Ex funzionari statunitensi chiedono un cambio di regime in Cina e “maggiori attriti”, mettendo così a rischio la pace nel mondo (infobrics.org)

 

Potrebbe essere sbagliato presumere che la Cina abbia raggiunto il “picco”. Nicholas R. Lardy, Senior Fellow presso il Peterson Institute for International Economics, scrivendo per Foreign Affairs, sostiene che è ancora in crescita e non dovrebbe essere sottovalutata come superpotenza. Parti dell’establishment americano, tuttavia, non riescono ancora a concepire una coesistenza/competizione pacifica con Pechino.
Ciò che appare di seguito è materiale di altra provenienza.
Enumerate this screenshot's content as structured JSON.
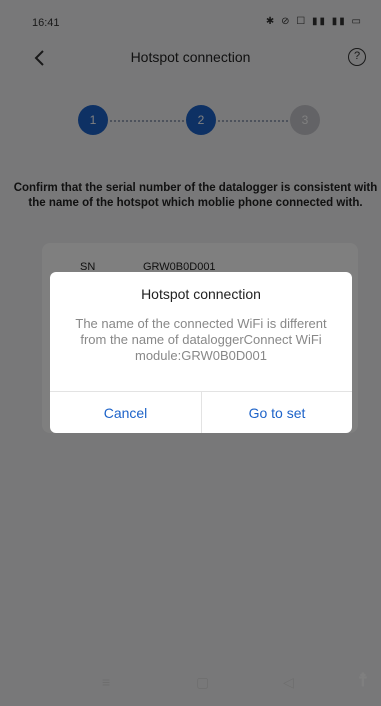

Matt Pottinger (ex vice consigliere per la sicurezza nazionale) e Mike Gallagher (ex presidente del “Comitato ristretto della Camera sul PCC”) chiedono sorprendentemente un cambio di regime in Cina e sostengono che Washington dovrebbe garantire che l’intera Asia sia sotto la supremazia militare degli Stati Uniti.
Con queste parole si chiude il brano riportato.